Hygiène et fonctions vitales : le geste que la mère n’oublie jamais
Dans la nature, la chatte lèche la zone périnatale de ses petits après chaque tétée pour stimuler le transit. Un chaton de moins de quatre semaines ne sait pas uriner ou déféquer seul. Sans votre intervention, sa vessie pourrait s’hypertrophier ou ses intestins se bloquer.
Pour jouer ce rôle, munissez-vous d’un coton ou d’une compresse imbibée d’eau tiède. Après chaque repas, frottez délicatement la zone génitale et l’anus par de petits mouvements circulaires. Ce geste imite la langue rugueuse de la mère. Soyez patient, cela peut prendre une minute ou deux avant que le chaton ne se soulage. Une fois terminé, séchez-le soigneusement. Observez bien les selles : elles doivent être fermes mais malléables. Si elles deviennent liquides ou si le chaton ne fait rien pendant plus de 24 heures, une consultation vétérinaire s’impose.
La transition vers l’autonomie : réussir le sevrage alimentaire
Le sevrage est un processus de transition qui débute vers la quatrième ou cinquième semaine. C’est le moment où les premières dents de lait percent et où la curiosité pousse le chaton à explorer d’autres textures.
L’introduction des premières bouillies
Proposez une soupe composée de lait maternisé mélangé à un peu de pâtée spécifique pour chatons, dite « First age ». Présentez-la dans une soucoupe plate. Le chaton va d’abord s’en mettre partout, marcher dedans et peut-être éternuer en plongeant son nez dedans. C’est normal. Diminuez progressivement la quantité de lait et augmentez la proportion de nourriture solide jusqu’à obtenir une texture de purée, puis de pâtée pure.
L’accès à l’eau et la propreté
Dès que le sevrage commence, mettez à disposition un petit bol d’eau fraîche, renouvelée quotidiennement. Introduisez la litière avec un bac aux bords très bas.
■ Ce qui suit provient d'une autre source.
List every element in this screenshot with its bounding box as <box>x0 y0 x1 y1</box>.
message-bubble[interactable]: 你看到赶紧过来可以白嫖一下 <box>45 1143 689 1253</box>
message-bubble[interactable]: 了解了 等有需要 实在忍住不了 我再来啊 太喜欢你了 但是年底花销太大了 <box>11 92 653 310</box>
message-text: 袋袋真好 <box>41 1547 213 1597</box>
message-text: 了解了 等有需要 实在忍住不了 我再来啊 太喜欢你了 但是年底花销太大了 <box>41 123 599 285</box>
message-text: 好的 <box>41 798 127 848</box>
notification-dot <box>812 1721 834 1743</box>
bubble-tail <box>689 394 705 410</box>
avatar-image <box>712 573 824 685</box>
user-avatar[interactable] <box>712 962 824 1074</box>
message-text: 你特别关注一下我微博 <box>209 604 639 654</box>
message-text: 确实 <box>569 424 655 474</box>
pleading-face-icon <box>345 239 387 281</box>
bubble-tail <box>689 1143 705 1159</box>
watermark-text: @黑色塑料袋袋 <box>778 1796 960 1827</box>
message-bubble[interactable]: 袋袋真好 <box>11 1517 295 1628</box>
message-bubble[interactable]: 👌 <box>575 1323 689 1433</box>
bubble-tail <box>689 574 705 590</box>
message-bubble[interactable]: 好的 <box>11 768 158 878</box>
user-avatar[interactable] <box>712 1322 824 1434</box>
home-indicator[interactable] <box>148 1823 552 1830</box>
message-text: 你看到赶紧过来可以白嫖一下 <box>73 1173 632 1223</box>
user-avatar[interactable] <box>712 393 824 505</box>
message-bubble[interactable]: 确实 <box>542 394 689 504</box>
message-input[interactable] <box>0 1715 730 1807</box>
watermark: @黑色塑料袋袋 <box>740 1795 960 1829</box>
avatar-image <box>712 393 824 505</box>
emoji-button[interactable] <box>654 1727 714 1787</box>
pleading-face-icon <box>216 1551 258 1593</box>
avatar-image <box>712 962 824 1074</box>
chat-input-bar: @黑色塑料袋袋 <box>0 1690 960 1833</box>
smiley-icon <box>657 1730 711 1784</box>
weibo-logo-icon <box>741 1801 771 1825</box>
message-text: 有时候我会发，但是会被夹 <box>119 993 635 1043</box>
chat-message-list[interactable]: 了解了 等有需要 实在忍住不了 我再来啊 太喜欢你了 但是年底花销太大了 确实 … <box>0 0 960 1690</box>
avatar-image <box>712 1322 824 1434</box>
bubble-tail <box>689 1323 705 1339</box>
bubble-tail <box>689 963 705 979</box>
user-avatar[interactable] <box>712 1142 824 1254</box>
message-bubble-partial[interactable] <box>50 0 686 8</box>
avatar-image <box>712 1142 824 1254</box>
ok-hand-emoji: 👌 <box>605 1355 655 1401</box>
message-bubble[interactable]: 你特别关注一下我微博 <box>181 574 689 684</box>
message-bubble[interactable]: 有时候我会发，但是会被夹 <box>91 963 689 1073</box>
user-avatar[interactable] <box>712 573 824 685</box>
Utilisez une litière non agglomérante et sans parfum, car les chatons ont tendance à goûter les grains par curiosité ; une litière agglomérante pourrait former un bouchon dans leur estomac.
Santé et socialisation : compenser l’absence d’éducation féline
Élever un chaton sans mère comporte des risques comportementaux. La mère apprend aux petits à contrôler leurs morsures et leurs griffures. Un chaton « biberonné » n’a pas cette limite et peut développer une hypersensibilité.
Pour le contrôle de l’inhibition, si le chaton mord ou griffe pendant le jeu, stoppez l’interaction et émettez un petit cri aigu. Ne jouez jamais directement avec vos mains, utilisez toujours des jouets pour diriger son instinct de chasseur loin de votre peau. Concernant le protocole vétérinaire, un chaton orphelin est vulnérable aux parasites. Dès l’âge de deux semaines, demandez à votre vétérinaire un vermifuge adapté. Les premières vaccinations contre le typhus et le coryza interviennent vers huit semaines, marquant la fin du sevrage.
Enfin, multipliez les contacts positifs. Faites-lui découvrir différents bruits, textures et, si vos autres animaux sont vaccinés et calmes, organisez des rencontres supervisées pour qu’il apprenne les codes sociaux de son espèce. Sauver un chaton non sevré est une expérience exigeante mais gratifiante. En respectant ces règles de chaleur, de nutrition spécifique et de stimulation, vous offrez à ce petit être une chance réelle de devenir un chat adulte en pleine santé.